Unfortunately, my notes on the work and the original post for this blog, too, followed a formula. And then something unexpected happened: I went to the seminar with two friends also enrolled in the class and discovered myself asking—and being asked—a series of questions that is bound to reshape my reading of the “texts” to come and my thoughts on digital work in general.
Let me take a step back.
I’ve kept notebooks of classes and readings since high school—and have, sometimes embarrassingly, kept the majority of these in various boxes and filing cabinets, rarely looking at them, in fear of additional embarrassment. (A few summers ago, my girlfriend caught me in the kitchen furiously erasing the penciled-in marginalia in the first copy of Dickens’ Bleak House I had ever bought…) Before writing this post, I needed to check on something: my notebook from my college Composition class. The first pages are filled with a few doodles and sketches and a series of sarcastic remarks (and checklists) related to the numbers of rules and procedures repeated in a syllabus, and then repeated over again orally in class by the instructor. On page four, I wrote the following (I’m sure based on the instructor’s lecture):
Why write?
Argumentation = the art of influencing others.
Good writers know and follow the rules.
Study and practice skills . . . variety of situations.
What are you trying to prove?
Research / Analysis / Organization
Logical consistency
Appeals, Assumptions, A guarantee
of reliability
Expression
Clear & Economical
Arriving at Conclusions
Words on paper have
Authority
Permanence
Better thinking → better writing
I could go on, but I’m already beginning to twitch. (As it turns out, these are the very ideas that I call into question in my work today.)
Despite this resistance, reviewing Ceruzzi’s work, for me, revealed how comfortable—code for arrogant or lazy?—we can become within our own disciplines.

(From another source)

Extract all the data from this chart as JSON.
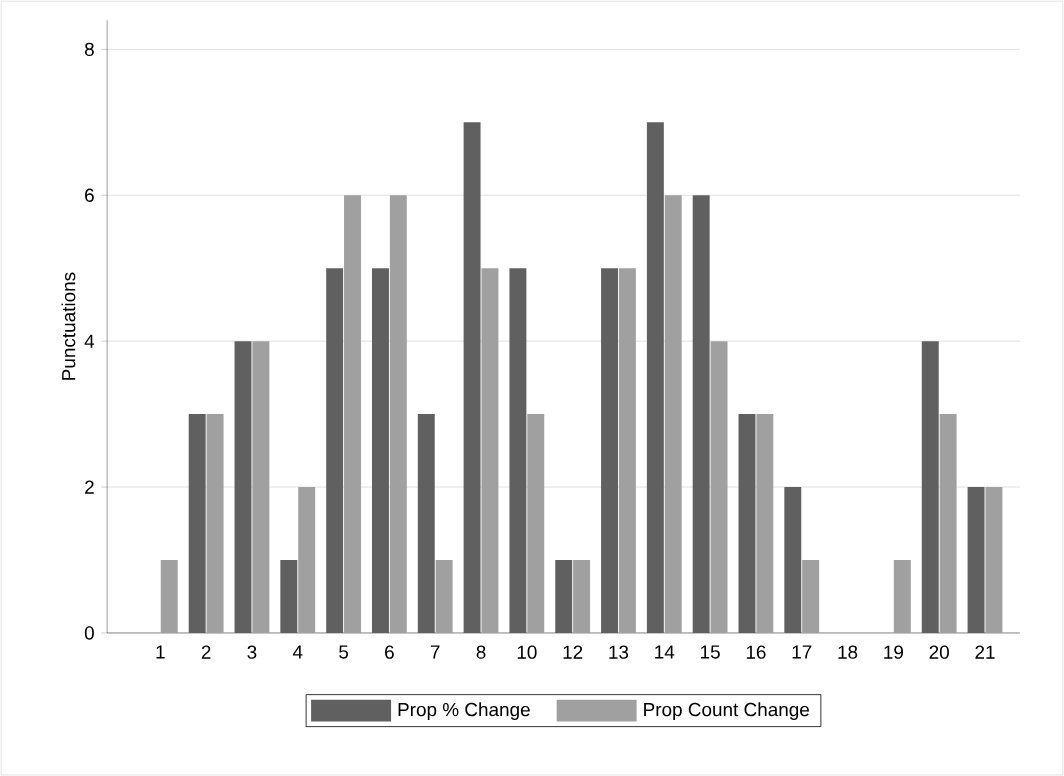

Disciplines narrow things, thinking, limiting the line of questions we ask.
Graduate seminars can be equally limiting. Here, too, a formula. Students—scholars in training—view the terrain. They stake out their own turf and their colleague-competitors, and they fight for that gray area between specialties, sometimes ganging up on the weakness links in class, and, from past experiences, often shredding the finest of works into mulch. With my background in historical and literary studies, I already had guiding questions and criteria for evaluation before I had even entered Ceruzzi’s text. Prepared to criticize the work for its laundry list of computer innovators and innovations in computers, the instructor asked us to re(think) this “laundry list” as something else: a set of data points.
It then becomes clear. This is one of the opportunities of working in the Digital Humanities, the chance to shift perspectives and to ask a new set of questions in research. My initial response, then, might be a reflection of a larger issue facing our futures: looking for ways to bridge dialogue between the sciences, social sciences, and humanities. And the Digital Humanities may offer some opportunities for such connections. But the field is still a new one—at least in terms of its fashionable position in some academic circles. (Of course work in the DH dates backs well before this new interest—recognizing work in the field is another matter altogether.)

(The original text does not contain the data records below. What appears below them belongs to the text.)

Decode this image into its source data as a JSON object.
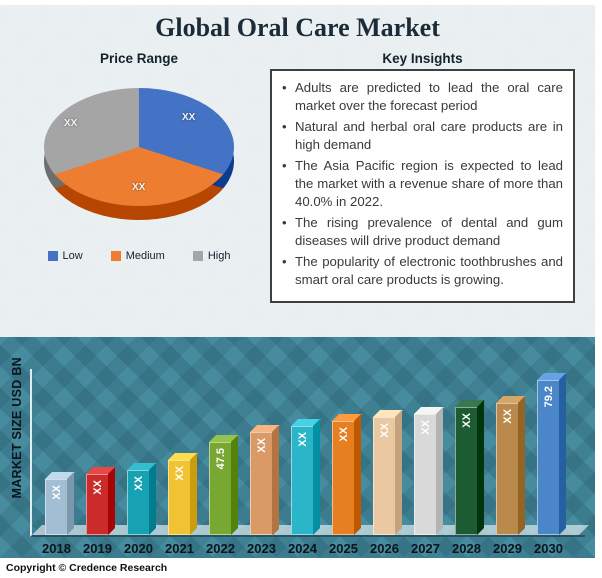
{
  "title": "Global Oral Care Market",
  "headings": {
    "price_range": "Price Range",
    "key_insights": "Key Insights"
  },
  "insights": {
    "bullets": [
      "Adults are predicted to lead the oral care market over the forecast period",
      "Natural and herbal oral care products are in high demand",
      "The Asia Pacific region is expected to lead the market with a revenue share of more than 40.0% in 2022.",
      "The rising prevalence of dental and gum diseases will drive product demand",
      "The popularity of electronic toothbrushes and smart oral care products is growing."
    ]
  },
  "footer": {
    "copyright": "Copyright © Credence Research"
  },
  "chart_data": [
    {
      "type": "pie",
      "title": "Price Range",
      "labels": [
        "Low",
        "Medium",
        "High"
      ],
      "values": [
        30,
        40,
        30
      ],
      "value_labels": [
        "XX",
        "XX",
        "XX"
      ],
      "colors": [
        "#4472c4",
        "#ed7d31",
        "#a5a5a5"
      ],
      "legend_position": "bottom"
    },
    {
      "type": "bar",
      "categories": [
        "2018",
        "2019",
        "2020",
        "2021",
        "2022",
        "2023",
        "2024",
        "2025",
        "2026",
        "2027",
        "2028",
        "2029",
        "2030"
      ],
      "values": [
        28.5,
        31,
        33.5,
        38.5,
        47.5,
        53,
        56,
        58.5,
        60.5,
        62,
        65.5,
        67.5,
        79.2
      ],
      "value_labels": [
        "XX",
        "XX",
        "XX",
        "XX",
        "47.5",
        "XX",
        "XX",
        "XX",
        "XX",
        "XX",
        "XX",
        "XX",
        "79.2"
      ],
      "colors": [
        "#a3bed2",
        "#cc2b2b",
        "#17a2b4",
        "#f1c232",
        "#79a832",
        "#d99a68",
        "#2ab5c9",
        "#e67e22",
        "#eac9a2",
        "#d9d9d9",
        "#1d5b33",
        "#b98a4c",
        "#4a86c8"
      ],
      "ylabel": "MARKET SIZE USD BN",
      "ylim": [
        0,
        85
      ]
    }
  ]
}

As we continue to grapple with work in this field, we must also continue to work with what exactly the Digital Humanities means as an area of research and its place in academia; present trends typically portray it as this incredibly broad, all-encompassing tent. (The following is a visualization of the field by Elijah Meeks at Stanford).
Still, others see the field as not inclusive enough. In a recent article in The Chronicle entitled “Stop Calling It ‘Digital Humanities’”, William Pannapacker, English professor at Hope College, suggests that the term 1) seems to exclude those not working in the Humanities and 2) will most certainly become outmoded and outdated as many of the activities associated with the field become part of the “ordinary methods of scholarship.” This is only one suggestion or strategy that Pannapacker offers to liberal arts colleges that he feels not only should “join the movement” but also have the opportunity to be more effective in some regards than larger research universities.